Fidèle à sa philosophie constructive, Fonck propose deux choses : un seul contact à l'Inami pour répondre aux questions des thérapeutes et la mise en place d'une espèce de table ronde pour surmonter les appels au boycott.
La ministre de la Santé publique préfère se ranger du côté des médecins " qui s'engagent pour la santé publique " et non ceux " qui contestent continuellement les nouvelles règles ". Ce qui nous vaut la tirade suivante : " Madame Fonck, chaque fois que vous prenez connaissance d'une contestation, vous la répercutez ici sans jamais tenir compte du travail extraordinaire accompli par vos confrères qui s'investissent en faveur de cette amélioration de la qualité de la santé publique. Cela me surprend! Heureusement, les médecins qui s'engagent sont extrêmement nombreux à soutenir toute une série de mesures visant à perfectionner notre système, qui est déjà excellent. "

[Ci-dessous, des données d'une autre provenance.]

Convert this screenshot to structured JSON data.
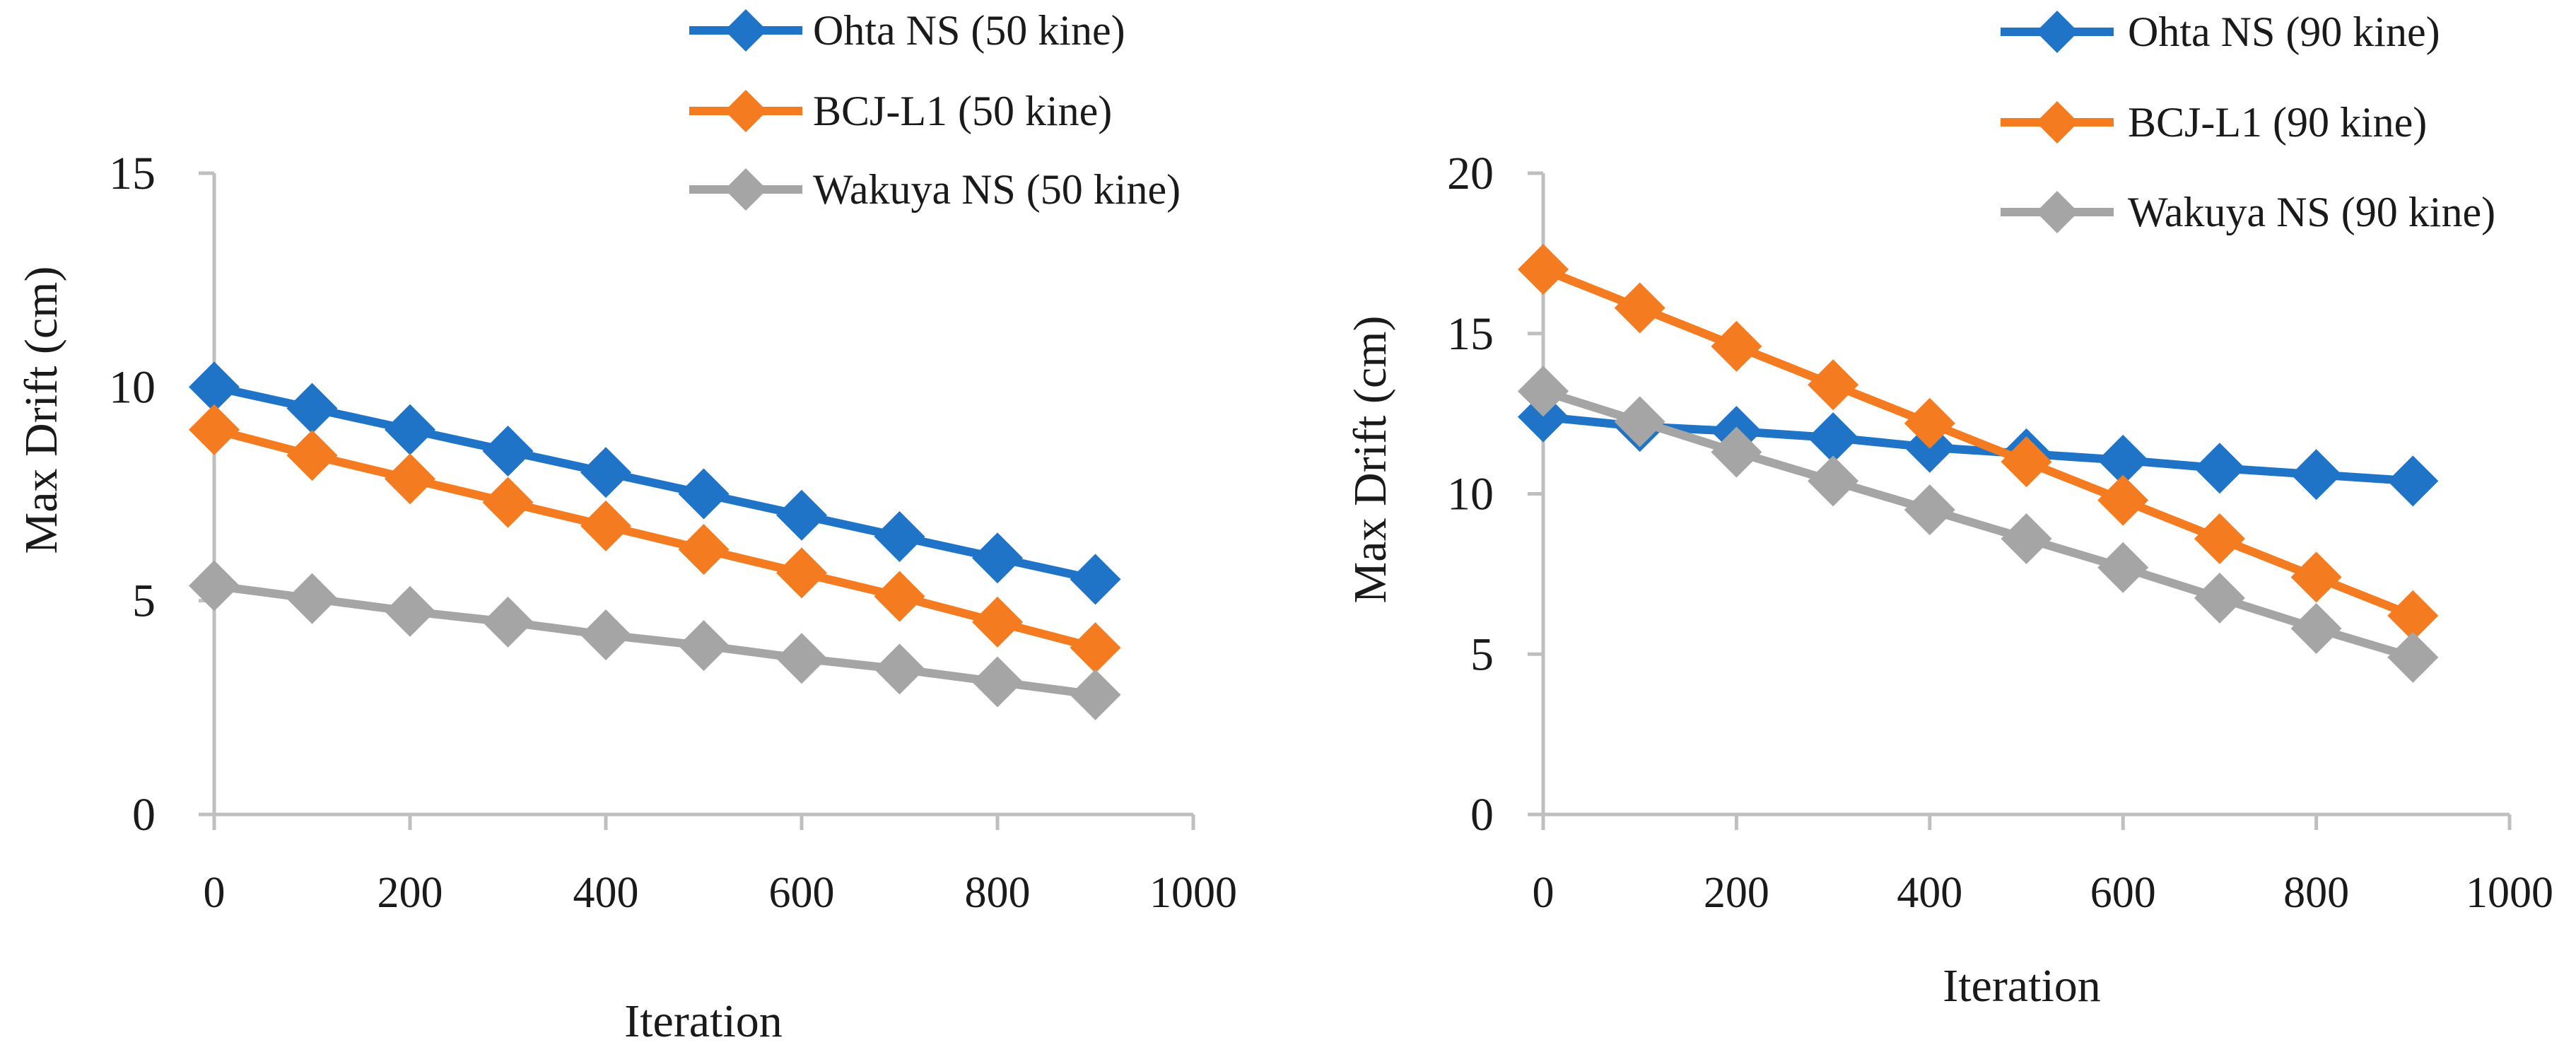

Réponse de Fonck : " Je suis aussi une femme de conviction! Il n'y a pas une personne qui soit venue m'en parler! Je constate que si des patients se présentent au service de radiologie et qu'ils n'ont pas le bon formulaire, ils se font flouer, et les radiologues qui ont accepté de les prendre se font flouer. Ce n'est au bénéfice de personne. J'ai toujours dit qu'il fallait responsabiliser les prescripteurs en la matière. Je dois être une des premières à l'avoir dit! Autrement, c'était toujours haro sur les radiologues et on en oubliait de responsabiliser les prescripteurs. "
Et de conclure qu'avec une période transitoire, " nous n'en serions pas là ".